Unlike the Best Actor race, Best Actress is often about the person playing the role more than it is about the role itself. That often means an “it” girl arrives on the scene and delivers a performance good enough to win. It isn’t just about the performance. It can’t be. It’s also about her allure. Or a else a beloved actress transforms herself at last to finally win the Oscar she has so richly deserved for so long. Or a beloved actress simply transforms herself to an unrecognizable degree. There aren’t a lot of heroes saving the day in the Best Actress race. There are instead a lot of tragic figures, vulnerable women in need of being rescued or of rescuing themselves. Very few save the day for and all living things as they tend to do in the Oscar race. It’s Johnny Cash’s long suffering wife. It’s the Black Swan destroyed by ambition. It’s occasionally the mom who rescues the homeless kid and makes him a football star, and occasionally an Iron Lady or a Queen, but usually it’s a woman on a path to destruction who either sinks or swims. Either that or it’s the woman of the moment everyone falls in love with at once.
This year has really illustrated just how many powerhouses, shapeshifters and artists there are out there among women in Hollywood. There has been a steady shift towards more female driven material because there has been so little of it in the past decade. In a year where Nicole Kidman’s fiery incomparable performance in Destroyer is just a maybe, you know you’re dealing with a packed slate.
Kidman is on fire lately, and could get a double nod, along with Boy Erased, but it’s not about the performance. It’s really more about the narrative of the person behind the performance. Kidman doesn’t have that narrative this year. There are several who do. Glenn Close for one. Lady Gaga for another, and Melissa McCarthy still another.
When it comes to both actress and actor, there is always the eternal question between a naturalistic performance and designing a character, morphing oneself into another person entirely. Was Jennifer Lawrence playing herself in Silver Linings Playbook? A bit. Did it matter? Not really. Most still considered it a “good” performance, as in she made people believe in the story of her character and in the story of Jennifer Lawrence as rising star and the hottest thing in town.
Glenn Close seemed not to have gotten the memo that it’s not just about the performance. She’s been toiling away on the performances all of these years. It’s the work, actors always insist, and for the greatest ones, it is.

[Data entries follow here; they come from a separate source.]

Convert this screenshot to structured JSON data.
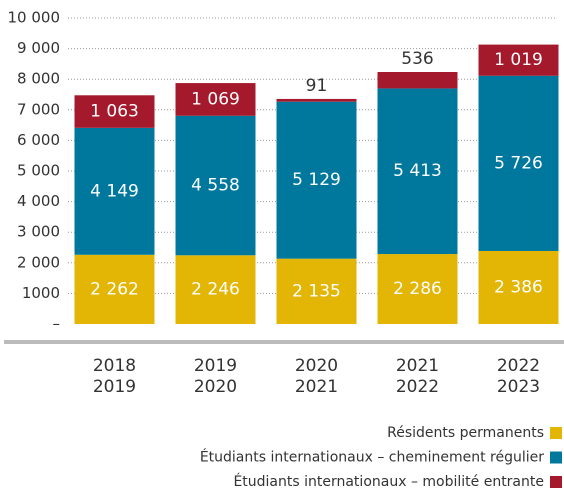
{
  "chart_data": {
    "type": "stacked_bar",
    "categories": [
      [
        "2018",
        "2019"
      ],
      [
        "2019",
        "2020"
      ],
      [
        "2020",
        "2021"
      ],
      [
        "2021",
        "2022"
      ],
      [
        "2022",
        "2023"
      ]
    ],
    "series": [
      {
        "name": "Résidents permanents",
        "color": "#e3b505",
        "values": [
          2262,
          2246,
          2135,
          2286,
          2386
        ],
        "value_labels": [
          "2 262",
          "2 246",
          "2 135",
          "2 286",
          "2 386"
        ]
      },
      {
        "name": "Étudiants internationaux – cheminement régulier",
        "color": "#00789e",
        "values": [
          4149,
          4558,
          5129,
          5413,
          5726
        ],
        "value_labels": [
          "4 149",
          "4 558",
          "5 129",
          "5 413",
          "5 726"
        ]
      },
      {
        "name": "Étudiants internationaux – mobilité entrante",
        "color": "#a5192d",
        "values": [
          1063,
          1069,
          91,
          536,
          1019
        ],
        "value_labels": [
          "1 063",
          "1 069",
          "91",
          "536",
          "1 019"
        ]
      }
    ],
    "ylim": [
      0,
      10000
    ],
    "yticks": [
      {
        "value": 0,
        "label": "–"
      },
      1000,
      {
        "value": 2000,
        "label": "2 000"
      },
      {
        "value": 3000,
        "label": "3 000"
      },
      {
        "value": 4000,
        "label": "4 000"
      },
      {
        "value": 5000,
        "label": "5 000"
      },
      {
        "value": 6000,
        "label": "6 000"
      },
      {
        "value": 7000,
        "label": "7 000"
      },
      {
        "value": 8000,
        "label": "8 000"
      },
      {
        "value": 9000,
        "label": "9 000"
      },
      {
        "value": 10000,
        "label": "10 000"
      }
    ],
    "grid": true
  }
}
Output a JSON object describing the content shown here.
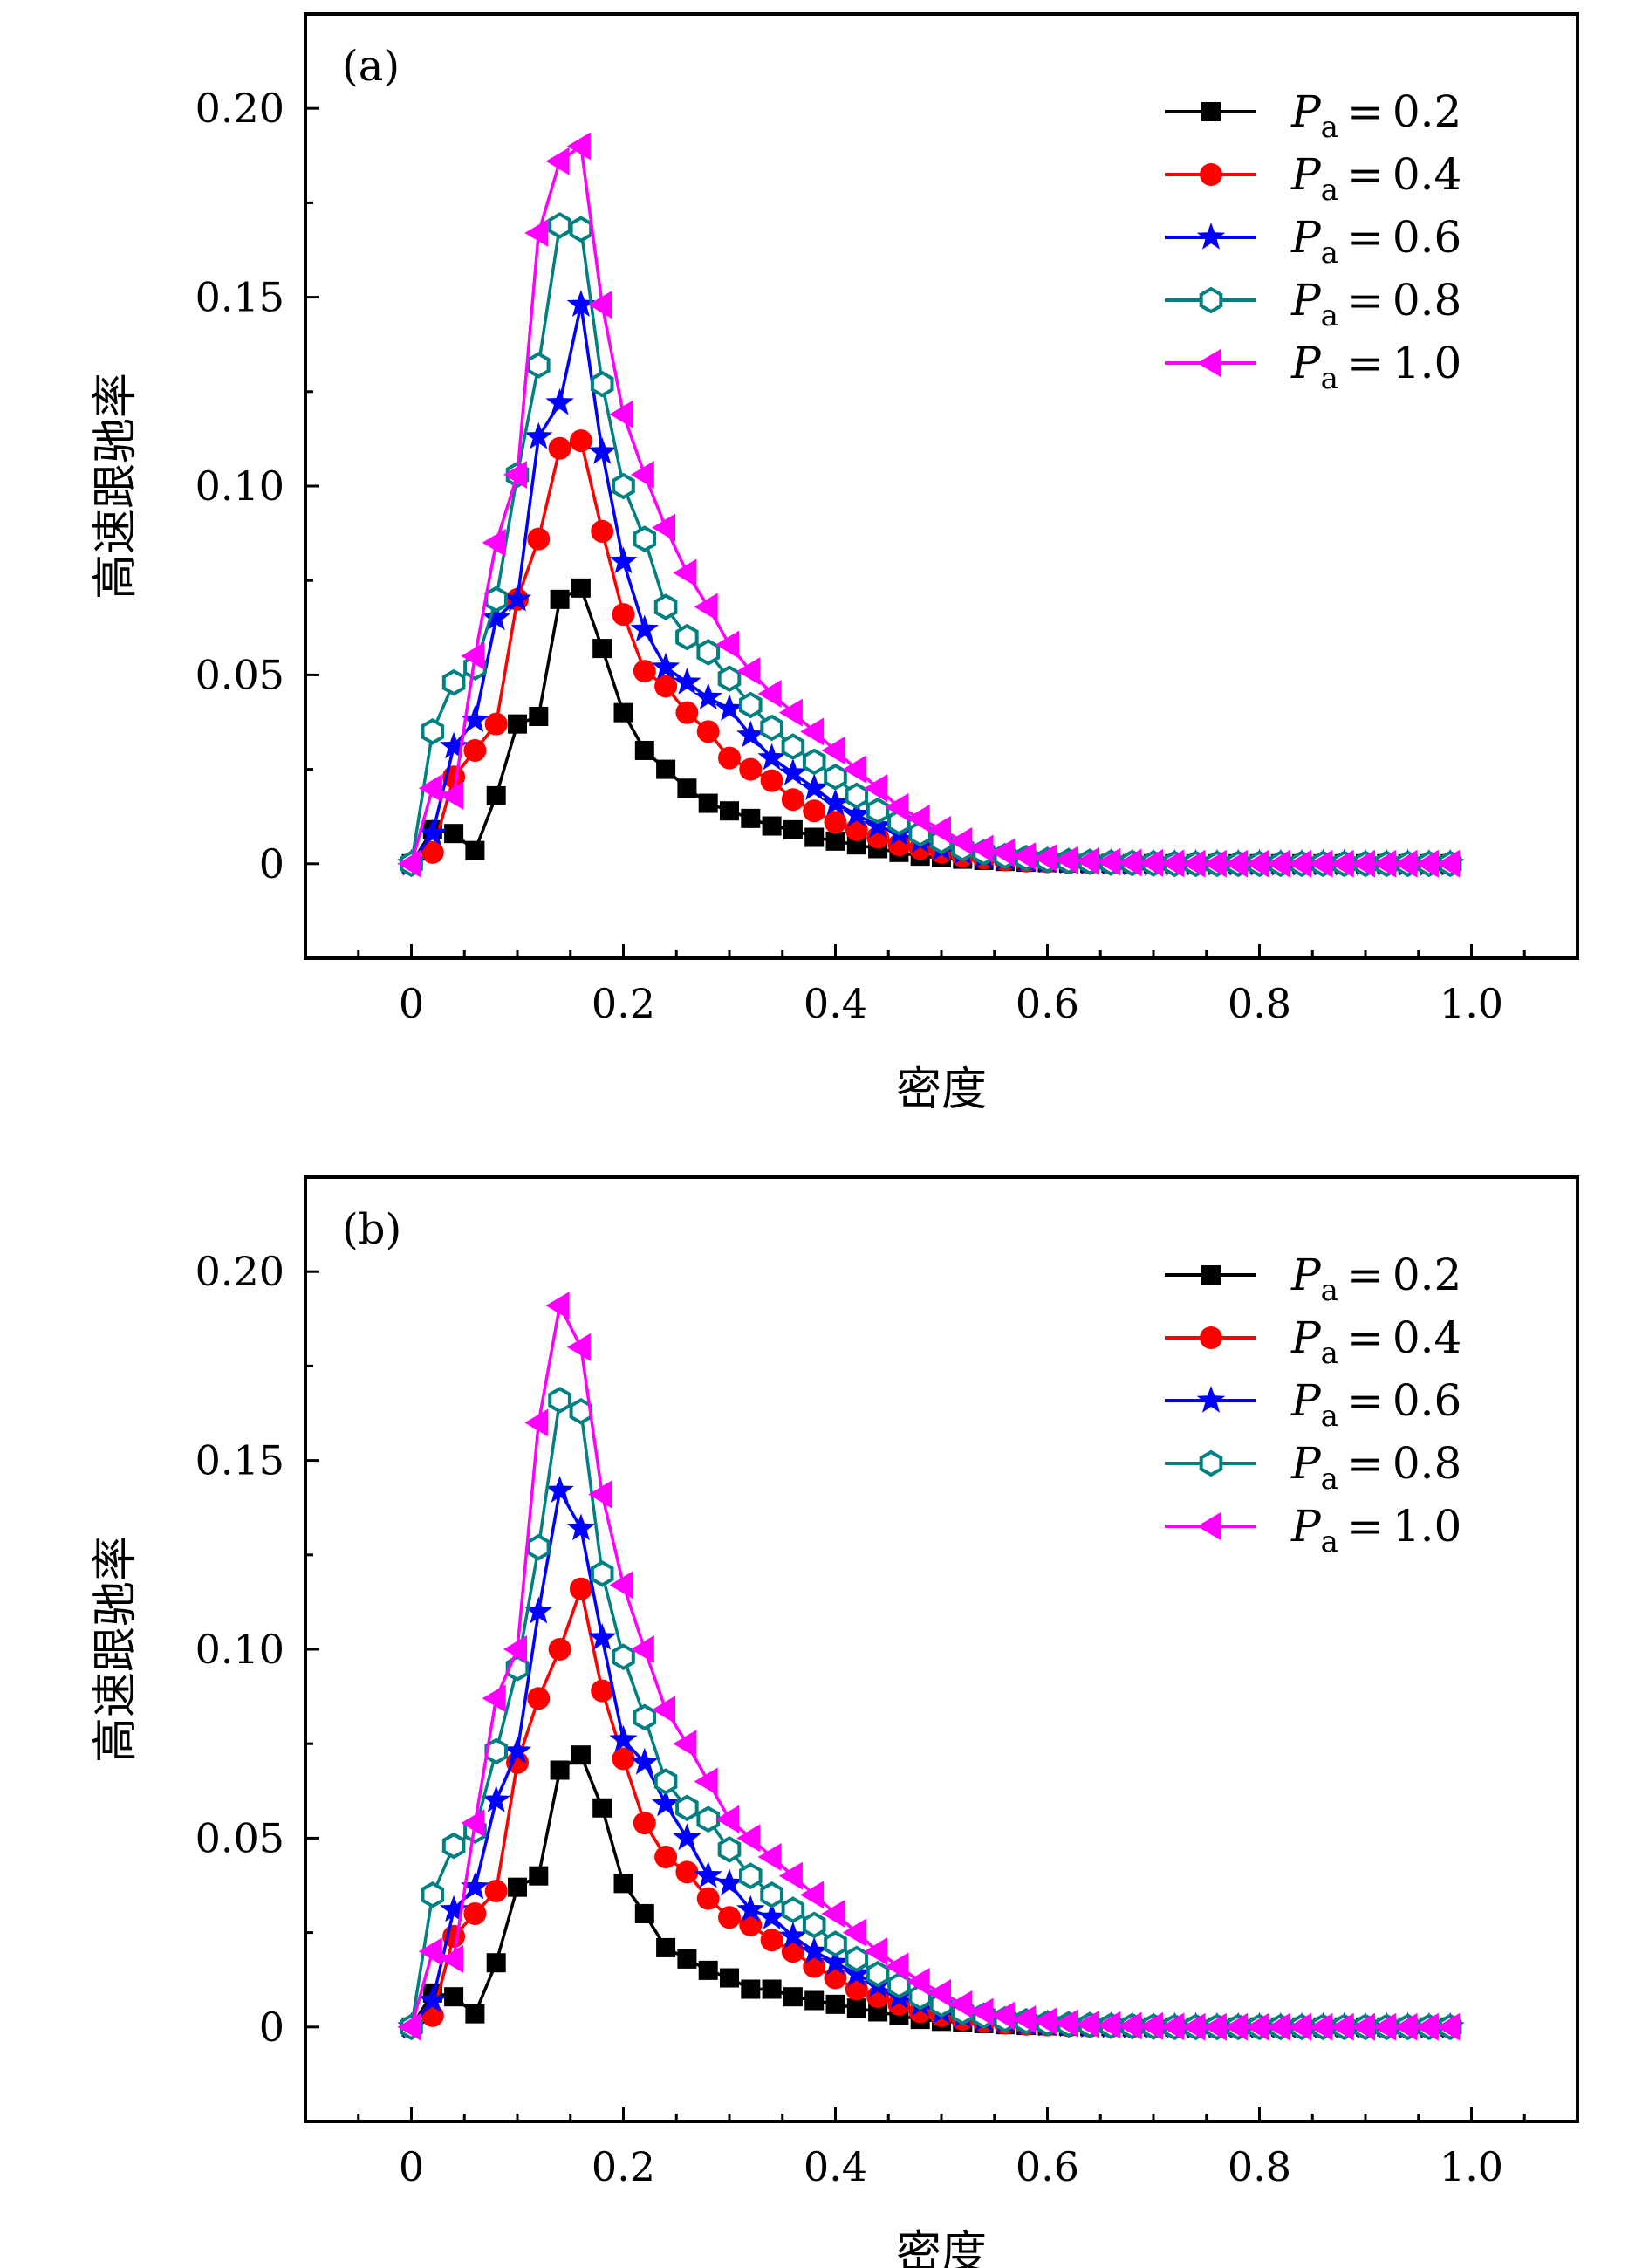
{
  "chart_data": [
    {
      "type": "line",
      "panel_label": "(a)",
      "xlabel": "密度",
      "ylabel": "高速跟驰率",
      "xlim": [
        -0.1,
        1.1
      ],
      "ylim": [
        -0.025,
        0.225
      ],
      "xticks": [
        0,
        0.2,
        0.4,
        0.6,
        0.8,
        1.0
      ],
      "xtick_labels": [
        "0",
        "0.2",
        "0.4",
        "0.6",
        "0.8",
        "1.0"
      ],
      "yticks": [
        0,
        0.05,
        0.1,
        0.15,
        0.2
      ],
      "ytick_labels": [
        "0",
        "0.05",
        "0.10",
        "0.15",
        "0.20"
      ],
      "legend_position": "top-right",
      "x": [
        0,
        0.02,
        0.04,
        0.06,
        0.08,
        0.1,
        0.12,
        0.14,
        0.16,
        0.18,
        0.2,
        0.22,
        0.24,
        0.26,
        0.28,
        0.3,
        0.32,
        0.34,
        0.36,
        0.38,
        0.4,
        0.42,
        0.44,
        0.46,
        0.48,
        0.5,
        0.52,
        0.54,
        0.56,
        0.58,
        0.6,
        0.62,
        0.64,
        0.66,
        0.68,
        0.7,
        0.72,
        0.74,
        0.76,
        0.78,
        0.8,
        0.82,
        0.84,
        0.86,
        0.88,
        0.9,
        0.92,
        0.94,
        0.96,
        0.98
      ],
      "series": [
        {
          "name": "0.2",
          "color": "#000000",
          "marker": "square",
          "values": [
            0,
            0.009,
            0.008,
            0.0035,
            0.018,
            0.037,
            0.039,
            0.07,
            0.073,
            0.057,
            0.04,
            0.03,
            0.025,
            0.02,
            0.016,
            0.014,
            0.012,
            0.01,
            0.009,
            0.007,
            0.006,
            0.005,
            0.004,
            0.003,
            0.002,
            0.0016,
            0.0012,
            0.0009,
            0.0006,
            0.0004,
            0.0003,
            0.0002,
            0.0001,
            0.0001,
            0,
            0,
            0,
            0,
            0,
            0,
            0,
            0,
            0,
            0,
            0,
            0,
            0,
            0,
            0,
            0
          ]
        },
        {
          "name": "0.4",
          "color": "#ff0000",
          "marker": "circle",
          "values": [
            0,
            0.003,
            0.023,
            0.03,
            0.037,
            0.07,
            0.086,
            0.11,
            0.112,
            0.088,
            0.066,
            0.051,
            0.047,
            0.04,
            0.035,
            0.028,
            0.025,
            0.022,
            0.017,
            0.014,
            0.011,
            0.009,
            0.007,
            0.005,
            0.004,
            0.003,
            0.002,
            0.0015,
            0.001,
            0.0007,
            0.0005,
            0.0003,
            0.0002,
            0.0001,
            0,
            0,
            0,
            0,
            0,
            0,
            0,
            0,
            0,
            0,
            0,
            0,
            0,
            0,
            0,
            0
          ]
        },
        {
          "name": "0.6",
          "color": "#0000ff",
          "marker": "star",
          "values": [
            0,
            0.008,
            0.031,
            0.038,
            0.065,
            0.07,
            0.113,
            0.122,
            0.148,
            0.109,
            0.08,
            0.062,
            0.052,
            0.048,
            0.044,
            0.041,
            0.034,
            0.028,
            0.024,
            0.02,
            0.016,
            0.013,
            0.01,
            0.008,
            0.006,
            0.004,
            0.003,
            0.002,
            0.0015,
            0.001,
            0.0007,
            0.0005,
            0.0003,
            0.0002,
            0.0001,
            0,
            0,
            0,
            0,
            0,
            0,
            0,
            0,
            0,
            0,
            0,
            0,
            0,
            0,
            0
          ]
        },
        {
          "name": "0.8",
          "color": "#008080",
          "marker": "hexagon",
          "values": [
            0,
            0.035,
            0.048,
            0.052,
            0.07,
            0.103,
            0.132,
            0.169,
            0.168,
            0.127,
            0.1,
            0.086,
            0.068,
            0.06,
            0.056,
            0.049,
            0.042,
            0.036,
            0.031,
            0.027,
            0.023,
            0.018,
            0.014,
            0.011,
            0.008,
            0.006,
            0.004,
            0.003,
            0.002,
            0.0015,
            0.001,
            0.0007,
            0.0005,
            0.0003,
            0.0002,
            0.0001,
            0,
            0,
            0,
            0,
            0,
            0,
            0,
            0,
            0,
            0,
            0,
            0,
            0,
            0
          ]
        },
        {
          "name": "1.0",
          "color": "#ff00ff",
          "marker": "left-triangle",
          "values": [
            0,
            0.02,
            0.018,
            0.055,
            0.085,
            0.103,
            0.167,
            0.186,
            0.19,
            0.148,
            0.119,
            0.103,
            0.089,
            0.077,
            0.068,
            0.058,
            0.051,
            0.045,
            0.04,
            0.035,
            0.03,
            0.025,
            0.02,
            0.015,
            0.012,
            0.009,
            0.006,
            0.004,
            0.003,
            0.002,
            0.0015,
            0.001,
            0.0007,
            0.0005,
            0.0003,
            0.0002,
            0.0001,
            0,
            0,
            0,
            0,
            0,
            0,
            0,
            0,
            0,
            0,
            0,
            0,
            0
          ]
        }
      ]
    },
    {
      "type": "line",
      "panel_label": "(b)",
      "xlabel": "密度",
      "ylabel": "高速跟驰率",
      "xlim": [
        -0.1,
        1.1
      ],
      "ylim": [
        -0.025,
        0.225
      ],
      "xticks": [
        0,
        0.2,
        0.4,
        0.6,
        0.8,
        1.0
      ],
      "xtick_labels": [
        "0",
        "0.2",
        "0.4",
        "0.6",
        "0.8",
        "1.0"
      ],
      "yticks": [
        0,
        0.05,
        0.1,
        0.15,
        0.2
      ],
      "ytick_labels": [
        "0",
        "0.05",
        "0.10",
        "0.15",
        "0.20"
      ],
      "legend_position": "top-right",
      "x": [
        0,
        0.02,
        0.04,
        0.06,
        0.08,
        0.1,
        0.12,
        0.14,
        0.16,
        0.18,
        0.2,
        0.22,
        0.24,
        0.26,
        0.28,
        0.3,
        0.32,
        0.34,
        0.36,
        0.38,
        0.4,
        0.42,
        0.44,
        0.46,
        0.48,
        0.5,
        0.52,
        0.54,
        0.56,
        0.58,
        0.6,
        0.62,
        0.64,
        0.66,
        0.68,
        0.7,
        0.72,
        0.74,
        0.76,
        0.78,
        0.8,
        0.82,
        0.84,
        0.86,
        0.88,
        0.9,
        0.92,
        0.94,
        0.96,
        0.98
      ],
      "series": [
        {
          "name": "0.2",
          "color": "#000000",
          "marker": "square",
          "values": [
            0,
            0.009,
            0.008,
            0.0035,
            0.017,
            0.037,
            0.04,
            0.068,
            0.072,
            0.058,
            0.038,
            0.03,
            0.021,
            0.018,
            0.015,
            0.013,
            0.01,
            0.01,
            0.008,
            0.007,
            0.006,
            0.005,
            0.004,
            0.003,
            0.002,
            0.0015,
            0.0012,
            0.0009,
            0.0006,
            0.0004,
            0.0003,
            0.0002,
            0.0001,
            0.0001,
            0,
            0,
            0,
            0,
            0,
            0,
            0,
            0,
            0,
            0,
            0,
            0,
            0,
            0,
            0,
            0
          ]
        },
        {
          "name": "0.4",
          "color": "#ff0000",
          "marker": "circle",
          "values": [
            0,
            0.003,
            0.024,
            0.03,
            0.036,
            0.07,
            0.087,
            0.1,
            0.116,
            0.089,
            0.071,
            0.054,
            0.045,
            0.041,
            0.034,
            0.029,
            0.027,
            0.023,
            0.02,
            0.016,
            0.013,
            0.01,
            0.008,
            0.006,
            0.004,
            0.003,
            0.002,
            0.0015,
            0.001,
            0.0007,
            0.0005,
            0.0003,
            0.0002,
            0.0001,
            0,
            0,
            0,
            0,
            0,
            0,
            0,
            0,
            0,
            0,
            0,
            0,
            0,
            0,
            0,
            0
          ]
        },
        {
          "name": "0.6",
          "color": "#0000ff",
          "marker": "star",
          "values": [
            0,
            0.007,
            0.031,
            0.037,
            0.06,
            0.073,
            0.11,
            0.142,
            0.132,
            0.103,
            0.076,
            0.07,
            0.059,
            0.05,
            0.04,
            0.038,
            0.031,
            0.029,
            0.024,
            0.02,
            0.017,
            0.014,
            0.011,
            0.008,
            0.006,
            0.004,
            0.003,
            0.002,
            0.0015,
            0.001,
            0.0007,
            0.0005,
            0.0003,
            0.0002,
            0.0001,
            0,
            0,
            0,
            0,
            0,
            0,
            0,
            0,
            0,
            0,
            0,
            0,
            0,
            0,
            0
          ]
        },
        {
          "name": "0.8",
          "color": "#008080",
          "marker": "hexagon",
          "values": [
            0,
            0.035,
            0.048,
            0.052,
            0.073,
            0.095,
            0.127,
            0.166,
            0.163,
            0.12,
            0.098,
            0.082,
            0.065,
            0.058,
            0.055,
            0.047,
            0.04,
            0.035,
            0.031,
            0.027,
            0.022,
            0.018,
            0.014,
            0.011,
            0.008,
            0.006,
            0.004,
            0.003,
            0.002,
            0.0015,
            0.001,
            0.0007,
            0.0005,
            0.0003,
            0.0002,
            0.0001,
            0,
            0,
            0,
            0,
            0,
            0,
            0,
            0,
            0,
            0,
            0,
            0,
            0,
            0
          ]
        },
        {
          "name": "1.0",
          "color": "#ff00ff",
          "marker": "left-triangle",
          "values": [
            0,
            0.02,
            0.018,
            0.054,
            0.087,
            0.1,
            0.16,
            0.191,
            0.18,
            0.141,
            0.117,
            0.1,
            0.084,
            0.075,
            0.065,
            0.055,
            0.05,
            0.045,
            0.04,
            0.035,
            0.03,
            0.025,
            0.02,
            0.016,
            0.012,
            0.009,
            0.006,
            0.004,
            0.003,
            0.002,
            0.0015,
            0.001,
            0.0007,
            0.0005,
            0.0003,
            0.0002,
            0.0001,
            0,
            0,
            0,
            0,
            0,
            0,
            0,
            0,
            0,
            0,
            0,
            0,
            0
          ]
        }
      ]
    }
  ],
  "legend": {
    "symbol": "P",
    "subscript": "a",
    "equals": "="
  }
}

There is no denying that the Oscar is still a good thing, both the nomination and the win. But to win, there has to be a kind of halo around you in a particular year.

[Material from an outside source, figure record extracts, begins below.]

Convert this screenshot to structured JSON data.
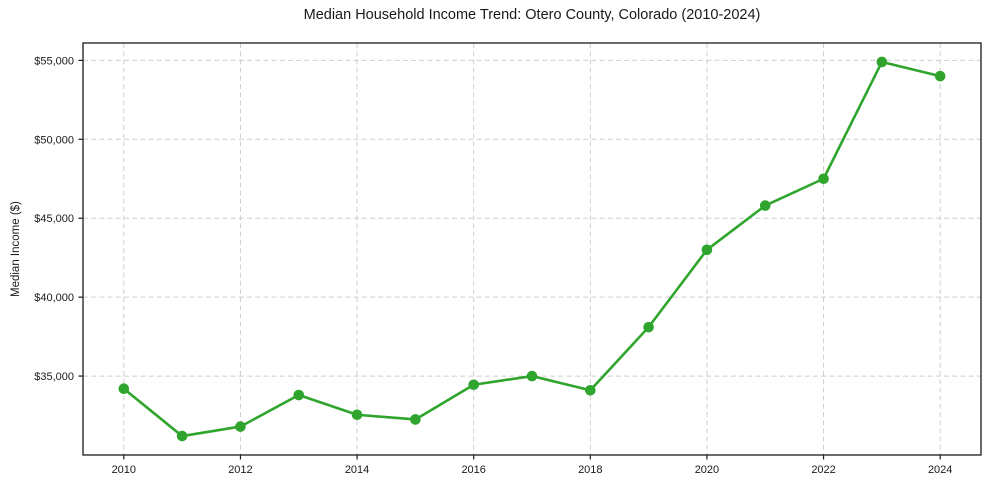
{
  "chart_data": {
    "type": "line",
    "title": "Median Household Income Trend: Otero County, Colorado (2010-2024)",
    "xlabel": "",
    "ylabel": "Median Income ($)",
    "x": [
      2010,
      2011,
      2012,
      2013,
      2014,
      2015,
      2016,
      2017,
      2018,
      2019,
      2020,
      2021,
      2022,
      2023,
      2024
    ],
    "series": [
      {
        "name": "Median Household Income",
        "values": [
          34200,
          31200,
          31800,
          33800,
          32550,
          32250,
          34450,
          35000,
          34100,
          38100,
          43000,
          45800,
          47500,
          54900,
          54000
        ]
      }
    ],
    "xticks": [
      2010,
      2012,
      2014,
      2016,
      2018,
      2020,
      2022,
      2024
    ],
    "xtick_labels": [
      "2010",
      "2012",
      "2014",
      "2016",
      "2018",
      "2020",
      "2022",
      "2024"
    ],
    "yticks": [
      35000,
      40000,
      45000,
      50000,
      55000
    ],
    "ytick_labels": [
      "$35,000",
      "$40,000",
      "$45,000",
      "$50,000",
      "$55,000"
    ],
    "xlim": [
      2009.3,
      2024.7
    ],
    "ylim": [
      30000,
      56100
    ],
    "grid": true,
    "grid_style": "dashed",
    "legend_position": "none",
    "line_color": "#30a52e",
    "marker": "circle",
    "background_color": "#ffffff",
    "axis_color": "#1a1a1a"
  }
}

Each of the strongest Best Actress contenders have their own “Oscar story” or narrative that will propel them through the season. For Close, it’s “how can it be that this brilliant artist hasn’t won an Oscar in all of these years?” Her role in Fatal Attraction continues to be a subject up for debate on women’s roles in film and culture. She turns herself inside out for a role and really should have won by now. Is this the last chance? For Lady Gaga it’s the unmasking but it’s also her evolution as an artist, a songwriter, an activist and now an actor. She does it without being as threatening as Streisand or Madonna ever were because she exudes a kind of humility. Her genius is in her songwriting and her performing as a singer and sometimes that can be, has been, enough to drive a win.
For Melissa McCarthy, she might have given the best performance of 2018 – and certainly delivers, to my mind, the most fully realized character of the year (thanks to the film being co-written and directed by a woman). She is in the “it’s time to take her seriously as an actress” stage of her career, which will likely open doors and lead to many more interesting roles for her. And then there’s Olivia Colman in The Favourite. She is already among the small handful of “favorites” by the critics and thus, will win her share of awards throughout the season of the critics awards, coming right up at the end of November and on through December. She is a character actress, who really shows what actors can do in The Favourite. It’s completely different from, say, her work in Tyrannosaur or The Lobster. As such, she is a force to be reckoned with on the level of her being just a brilliant actress who turned in a brilliant performance.
Winners for Best Actress aren’t plucked at random. Sure, there can be a Marion Cotillard pop up at the end of a season where one actress was already favored to win but Cotillard worked the red carpet day in and day out, showed up looking completely different from her role in La Vie En Rose, not to mention being drop dead gorgeous. And young. Usually, though, in the last decade, actresses claim the lead early on and never waiver.
Frances McDormand – Venice/Toronto
Emma Stone – Venice/Telluride
Brie Larson – Telluride
Julianne Moore – Toronto the year before
Cate Blanchett – early release
Meryl Streep – late release, in tight race with frontrunner Viola Davis
Natalie Portman – Venice
Sandra Bullock – November
An actress can overcome the frontrunner dominance of another – but it isn’t the rule, it’s the exception to the rule.
I would expect to see this year a divergent narrative form. If Lady Gaga starts winning critics awards, the race is over. If she doesn’t and another actress emerges as the critics darling – likely to be either Colman or more likely, Yalitza Aparicio in Roma, then we might see the split where we won’t know until the SAG awards whom the frontrunner is.
Cut to: the Golden Globe awards. Since it’s divided into two categories, and since A Star is Born is going up as drama – maybe Melissa McCarthy wins in comedy. You might see a pretty good match-up at that time for the two frontrunners. On the other hand, if Colman goes into comedy and wins, you’ll see a different kind of match-up.
Other strong contenders for drama will likely be Viola Davis in Widows. I fully expect a nod for Kidman at the Globes for drama. Julia Roberts will get in for Ben is Back at the Globes. And then for comedy, there could be room for Elsie Fisher to get in for Eighth Grade, which would be nice, along with, of course, a real threat to win, Emily Blunt in Mary Poppins Returns. Blunt could get a double nod along with A Quiet Place as well.
Saoirse Ronan in Mary Queen Of Scots, Amy Adams in Vice and Felicity Jones in On The Basis of Sex are yet to be seen. Where will they play in the race?
What I see right now is an unpredictable Best Actress race, though I lean towards Lady Gaga. And still maintain that Glenn Close is her only real competition, at least right now. It would be difficult for voters – for actors especially – to look at that ballot and not choose Close at last, to win her well deserved Oscar. On the other hand, the heart wants what it wants and this is how the Oscars, and humans in general, roll.
Which five do you think will get in?